Upon winning his first Tony for Hello, Dolly!, Herman uttered one of the most quoted lines from any Tonys acceptance speech, words which addressed the creative growing pains Broadway experienced in the '60s as it began to expand from old-fashioned musicals into works with darker themes:
This award forever shatters a myth about the musical theater. There’s been a rumor around for a couple of years that the simple, hummable show tune was no longer welcome on Broadway. Well, it’s alive and well at the Palace [Theatre].
Herman followed the show with Ben Franklin in Paris (1964; some contributions) starring Robert Preston (1918-1987); the hit musical Mame (1966) starring Angela Lansbury (b. 1925); Dear World (1969) starring Lansbury; Mack & Mabel (1974) starring Bernadette Peters (b. 1948) and Preston; The Grand Tour (1979) starring Joel Grey (b. 1932); and A Day in Hollywood/A Night in the Ukraine (1980; some contributions) starring David Garrison (b. 1952).
In 1983, Herman's La Cage aux Folles — his most daring hit, and one for which he wrote the music and the book — matched the kind of over-the-top success he'd had with Hello, Dolly!, and did it by focusing on a gay couple, one of whom (George Hearn, b. 1934) is a drag queen, and the other his manager lover (Gene Barry, 1919-2009), who is desperately trying to keep his future in-laws from realizing they're marrying into a gay family.
(Image via Birmingham Hippodrome)
The sho, with music by Herman and a book by Harvey Fierstein (b. 1954), and both of its Broadway revivals (2004, 2010) won the Tony.
Following the searing success of La Cage, which spawned the pop hit “I Am What I Am,” Herman's last Broadway works were the revues Jerry's Girls (1985) starring Chita Rivera (b. 1933), Leslie Uggams (b. 1943) and Dorothy Loudon (1925-2003); and An Evening with Jerry Herman (1998), starring Herman himself, Lee Roy Reams (b. 1942) and Florence Lacey (b. 1949).
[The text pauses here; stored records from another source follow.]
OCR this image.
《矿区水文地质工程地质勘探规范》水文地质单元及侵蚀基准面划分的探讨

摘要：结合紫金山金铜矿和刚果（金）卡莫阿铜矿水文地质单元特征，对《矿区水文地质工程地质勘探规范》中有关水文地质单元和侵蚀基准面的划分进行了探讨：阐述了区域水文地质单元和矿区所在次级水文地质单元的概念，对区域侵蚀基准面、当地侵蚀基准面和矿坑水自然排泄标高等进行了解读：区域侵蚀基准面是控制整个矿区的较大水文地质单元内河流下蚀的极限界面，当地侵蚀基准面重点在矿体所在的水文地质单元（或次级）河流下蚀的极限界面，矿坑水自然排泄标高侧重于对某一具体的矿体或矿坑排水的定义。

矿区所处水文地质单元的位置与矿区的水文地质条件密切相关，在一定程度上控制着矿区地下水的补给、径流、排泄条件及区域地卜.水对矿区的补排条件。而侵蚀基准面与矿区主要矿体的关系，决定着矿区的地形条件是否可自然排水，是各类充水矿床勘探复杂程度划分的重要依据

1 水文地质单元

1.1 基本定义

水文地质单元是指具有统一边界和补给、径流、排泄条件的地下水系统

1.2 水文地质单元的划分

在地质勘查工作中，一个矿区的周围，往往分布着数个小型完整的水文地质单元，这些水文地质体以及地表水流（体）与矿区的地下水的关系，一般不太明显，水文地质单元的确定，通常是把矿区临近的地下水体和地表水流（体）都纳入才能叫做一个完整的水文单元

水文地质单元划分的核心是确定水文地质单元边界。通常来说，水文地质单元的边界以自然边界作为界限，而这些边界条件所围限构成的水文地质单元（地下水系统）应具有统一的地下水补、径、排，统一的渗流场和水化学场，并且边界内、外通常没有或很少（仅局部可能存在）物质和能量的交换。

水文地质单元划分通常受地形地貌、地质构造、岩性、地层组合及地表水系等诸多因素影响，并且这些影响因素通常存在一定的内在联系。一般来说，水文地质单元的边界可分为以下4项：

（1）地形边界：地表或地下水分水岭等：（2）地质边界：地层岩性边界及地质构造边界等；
His work appeared in the TV movie Mrs. Claus (1996), for which he was Emmy-nominated, and in the films Barney's Great Adventure (1998) and WALL-E (2008).
In 2010, Herman was a Kennedy Center honoree.
Herman's goddaughter confirmed Herman's death was due to pulmonary complications. He had been living in Miami with his partner, Terry Marler, who survives him.